Climate experts object to emissions target watchdog's offset policy

Smoke and steam billow from Belchatow Power Station, Europe's largest coal-fired power plant powered by lignite in Poland. Photo: REUTERS/Kuba Stezycki/File

London: A group of global climate experts initiated a vehement rap against the climate targets verification agency that announced a plan this week to allow companies to offset greenhouse gas emissions from their supply chain with carbon credits.

Mounting pressure to drop the policy, a group of 21 technical advisers asked the board of trustees of the Science Based Targets initiative (SBTi) in a letter seen by Reuters "to retract this decision immediately" because it was made without their advice.

On Tuesday, the SBTi said it would accept "environmental attribute certificates (EACs) for abatement purposes" for so-called Scope 3 emissions, including from the use of a company's products.

The decision marked a policy reversal and sparked an angry letter from SBTi staff to the leadership of the global non-profit group on Wednesday. The letter decried the move and called for the chief executive and board members who backed it to resign.
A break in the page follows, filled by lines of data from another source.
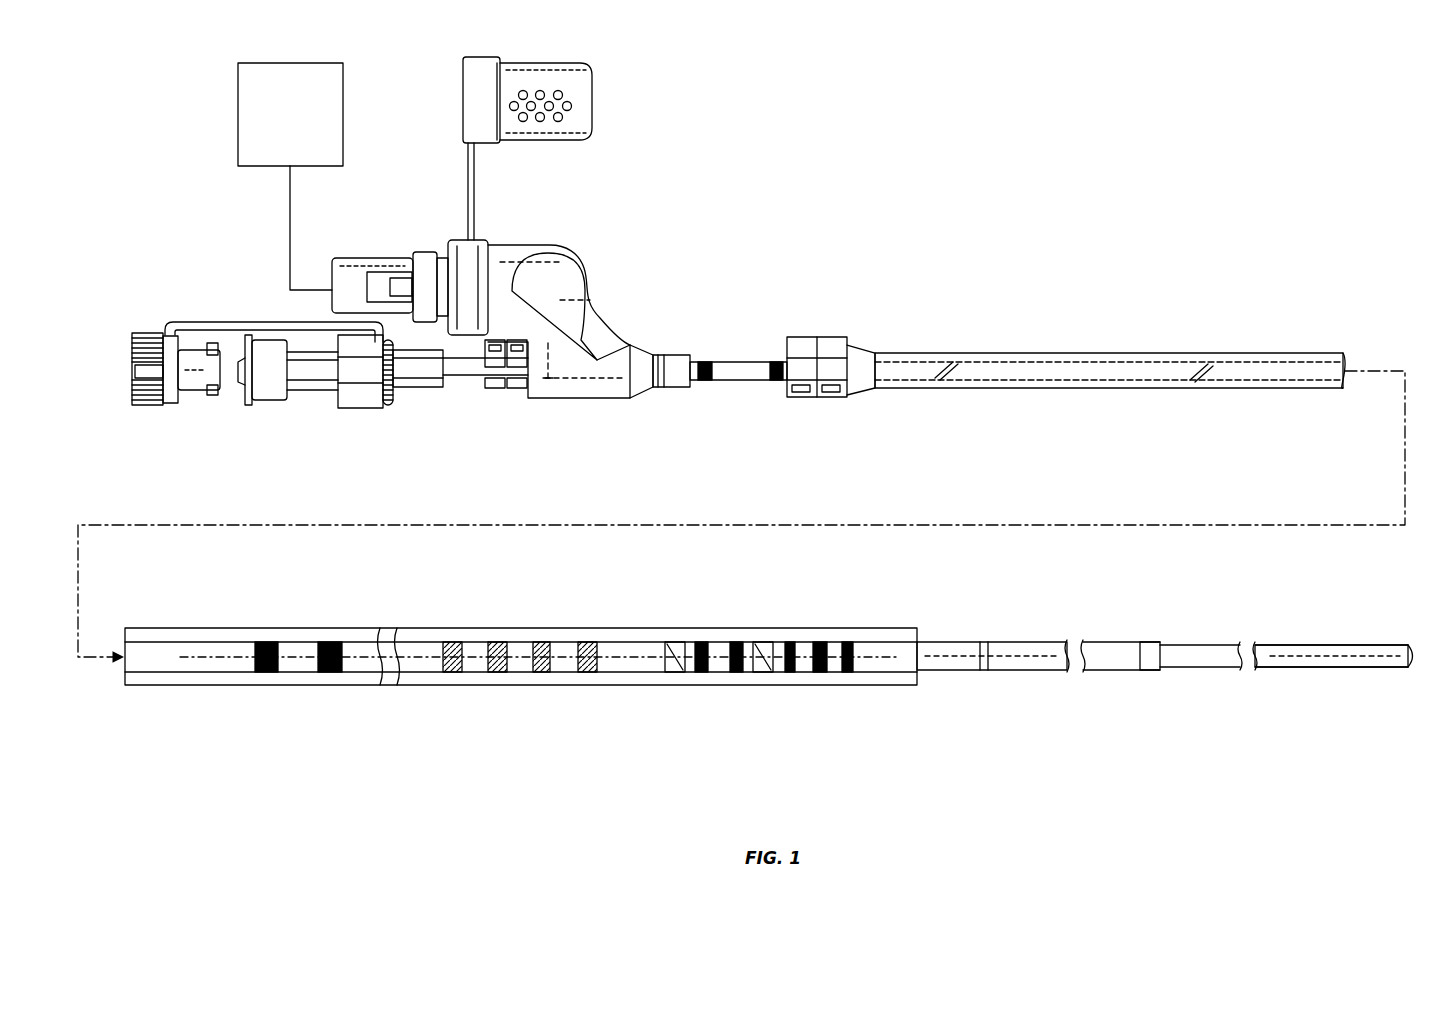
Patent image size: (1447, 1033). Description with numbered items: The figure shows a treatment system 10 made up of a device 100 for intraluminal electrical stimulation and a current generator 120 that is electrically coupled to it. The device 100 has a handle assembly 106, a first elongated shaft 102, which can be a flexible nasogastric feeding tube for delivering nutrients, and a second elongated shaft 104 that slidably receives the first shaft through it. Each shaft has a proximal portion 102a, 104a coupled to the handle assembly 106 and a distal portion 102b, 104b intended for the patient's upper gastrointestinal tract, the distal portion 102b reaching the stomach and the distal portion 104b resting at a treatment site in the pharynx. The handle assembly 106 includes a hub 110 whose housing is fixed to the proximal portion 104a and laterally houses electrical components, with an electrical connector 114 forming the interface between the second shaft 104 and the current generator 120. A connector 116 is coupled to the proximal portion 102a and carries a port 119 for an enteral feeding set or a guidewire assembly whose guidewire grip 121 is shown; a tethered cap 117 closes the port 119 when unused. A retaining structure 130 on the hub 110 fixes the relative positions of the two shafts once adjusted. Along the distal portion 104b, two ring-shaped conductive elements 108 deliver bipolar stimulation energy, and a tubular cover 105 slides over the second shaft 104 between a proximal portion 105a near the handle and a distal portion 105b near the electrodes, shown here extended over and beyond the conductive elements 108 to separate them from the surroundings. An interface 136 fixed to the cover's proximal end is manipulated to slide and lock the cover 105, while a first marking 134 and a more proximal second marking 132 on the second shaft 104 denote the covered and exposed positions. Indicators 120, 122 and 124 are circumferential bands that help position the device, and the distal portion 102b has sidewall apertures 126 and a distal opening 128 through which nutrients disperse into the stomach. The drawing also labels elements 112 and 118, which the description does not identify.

The treatment system 10 is at (193, 146).
The device 100 is at (873, 287).
The first elongated shaft 102 is at (470, 375).
The proximal portion of first shaft 102a is at (380, 410).
The distal portion of first shaft 102b is at (1383, 682).
The second elongated shaft 104 is at (749, 360).
The proximal portion of second shaft 104a is at (538, 400).
The distal portion of second shaft 104b is at (1148, 682).
The cover 105 is at (1075, 355).
The proximal portion of cover 105a is at (890, 333).
The distal portion of cover 105b is at (900, 692).
The handle assembly 106 is at (657, 270).
The conductive elements 108 is at (674, 675).
The hub 110 is at (572, 250).
The lumen 112 is at (560, 386).
The electrical connector 114 is at (372, 258).
The connector 116 is at (396, 400).
The cap 117 is at (166, 408).
The electrical connector 118 is at (533, 128).
The port 119 is at (333, 360).
The current generator 120 is at (276, 123).
The guidewire grip 121 is at (300, 404).
The indicator 122 is at (518, 692).
The indicator 124 is at (300, 692).
The apertures 126 is at (1302, 642).
The opening 128 is at (1417, 656).
The retaining structure 130 is at (510, 393).
The second marking 132 is at (706, 388).
The first marking 134 is at (775, 388).
The interface 136 is at (832, 400).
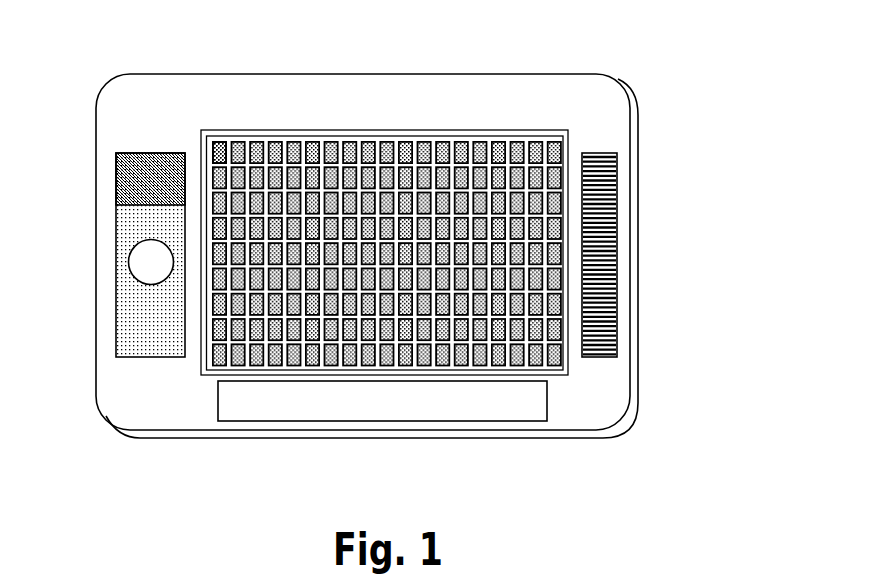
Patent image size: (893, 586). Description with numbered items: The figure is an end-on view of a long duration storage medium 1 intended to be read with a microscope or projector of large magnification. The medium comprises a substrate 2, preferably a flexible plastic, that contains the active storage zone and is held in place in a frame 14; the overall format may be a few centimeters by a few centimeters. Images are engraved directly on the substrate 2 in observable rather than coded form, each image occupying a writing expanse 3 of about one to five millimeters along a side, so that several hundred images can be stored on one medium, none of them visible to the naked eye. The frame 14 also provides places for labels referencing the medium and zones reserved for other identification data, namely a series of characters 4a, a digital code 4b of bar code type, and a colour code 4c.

The long duration storage medium 1 is at (627, 123).
The frame 14 is at (497, 115).
The substrate 2 is at (555, 368).
The writing expanse 3 is at (217, 147).
The series of characters 4a is at (228, 406).
The digital code 4b is at (600, 246).
The colour code 4c is at (143, 314).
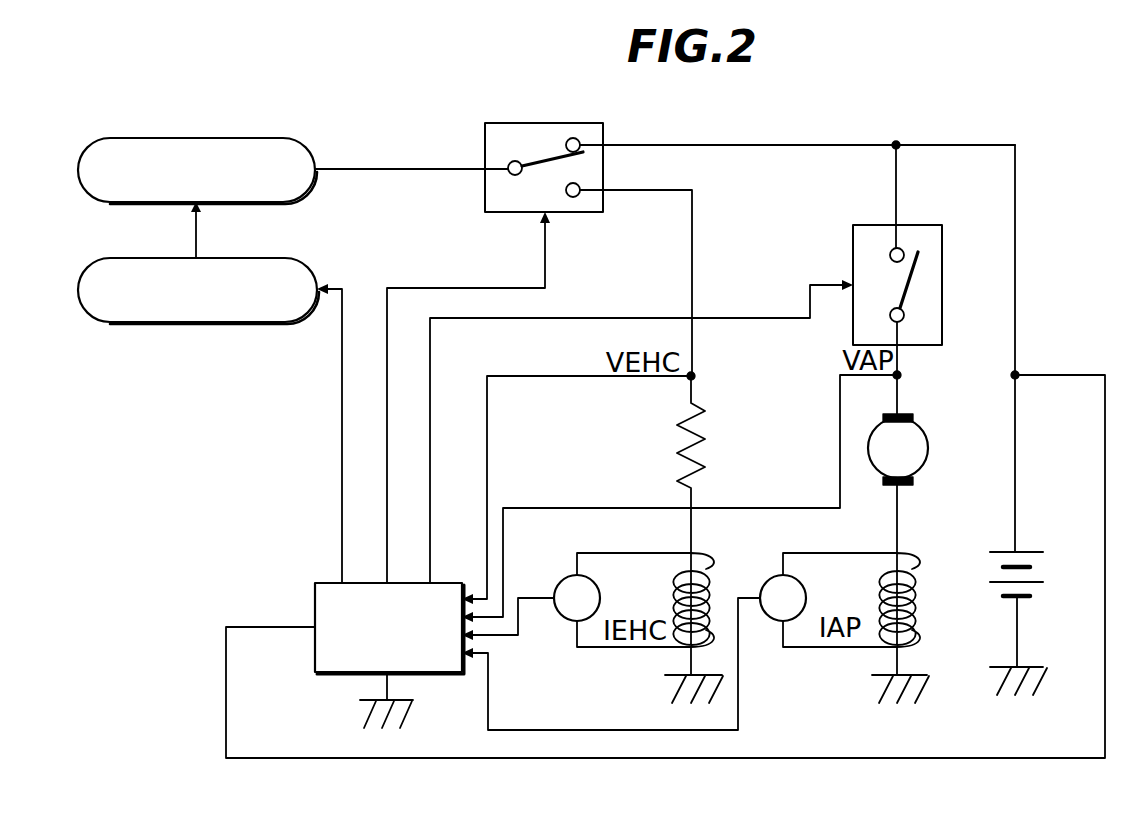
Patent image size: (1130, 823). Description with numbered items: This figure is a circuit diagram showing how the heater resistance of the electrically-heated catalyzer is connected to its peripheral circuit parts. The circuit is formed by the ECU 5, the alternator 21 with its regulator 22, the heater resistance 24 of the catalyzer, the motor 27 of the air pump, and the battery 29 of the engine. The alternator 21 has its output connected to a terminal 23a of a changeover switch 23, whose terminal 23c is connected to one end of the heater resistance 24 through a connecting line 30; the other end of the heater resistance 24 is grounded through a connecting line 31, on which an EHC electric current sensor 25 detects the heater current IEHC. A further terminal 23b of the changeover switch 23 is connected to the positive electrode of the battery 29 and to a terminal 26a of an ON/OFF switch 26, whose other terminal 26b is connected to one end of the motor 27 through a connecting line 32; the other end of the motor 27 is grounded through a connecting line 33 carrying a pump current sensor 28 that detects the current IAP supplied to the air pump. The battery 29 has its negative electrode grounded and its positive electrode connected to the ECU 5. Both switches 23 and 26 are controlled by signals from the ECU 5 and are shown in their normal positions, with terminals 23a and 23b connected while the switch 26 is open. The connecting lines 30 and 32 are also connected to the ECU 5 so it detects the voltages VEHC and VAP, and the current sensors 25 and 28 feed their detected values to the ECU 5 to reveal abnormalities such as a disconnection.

The ECU 5 is at (325, 582).
The alternator 21 is at (307, 145).
The regulator 22 is at (307, 265).
The changeover switch 23 is at (552, 174).
The terminal 23a is at (507, 160).
The terminal 23b is at (578, 137).
The terminal 23c is at (580, 199).
The heater resistance 24 is at (700, 430).
The EHC electric current sensor 25 is at (595, 578).
The ON/OFF switch 26 is at (899, 279).
The terminal 26a is at (890, 253).
The terminal 26b is at (891, 321).
The motor 27 is at (923, 432).
The pump current sensor 28 is at (798, 580).
The battery 29 is at (1047, 570).
The connecting line 30 is at (692, 257).
The connecting line 31 is at (706, 610).
The connecting line 32 is at (900, 357).
The connecting line 33 is at (900, 513).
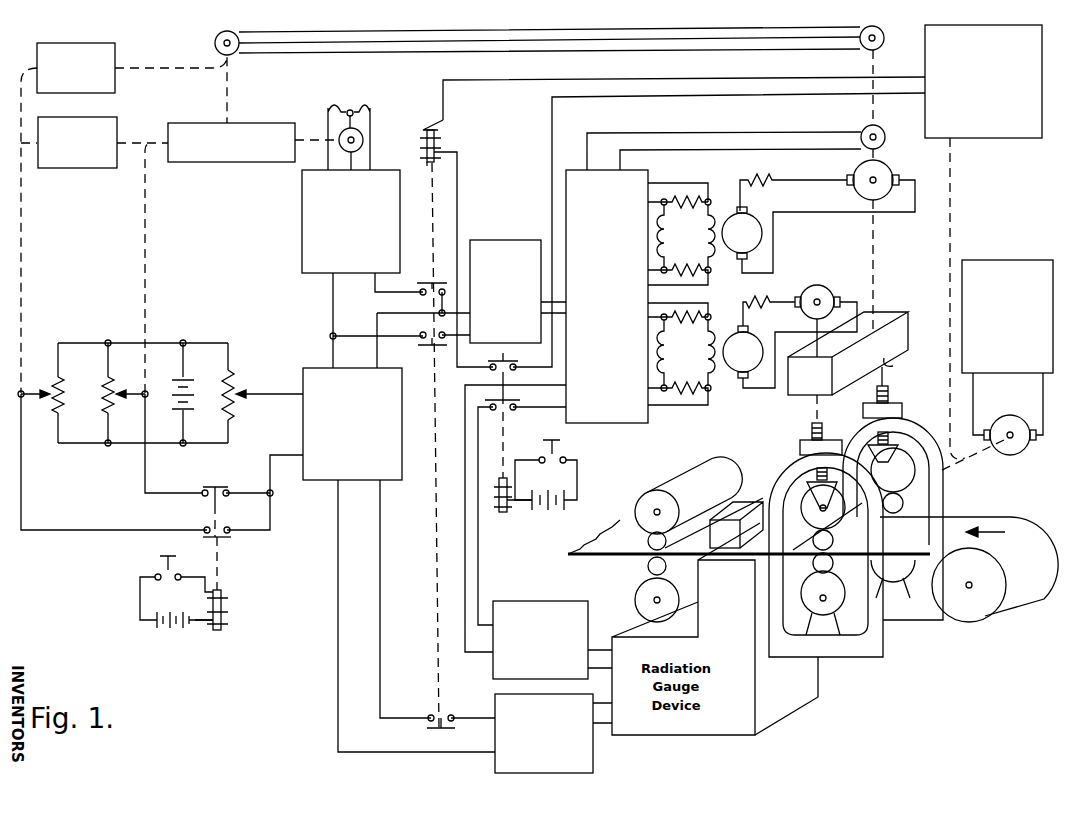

The 21 advisers represent around a fifth of the SBTi's Technical Advisory Group (TAG), which helps inform the development and revision of SBTi standards.

The last time the group met, a plan to address Scope 3 emissions was proposed but "neither carbon credits nor any other type of environmental attribute certificates were presented as a considered option during that call," the letter said.

While the SBTi had last year asked for evidence on the effectiveness of EACs, the TAG group was not shown any analysis of the responses received so far, the letter said.

Given that, the decision to press ahead and allow the use of EACs "is premature and not supported by the TAG", they added. Requests for comment from two SBTi board members via LinkedIn were not immediately returned.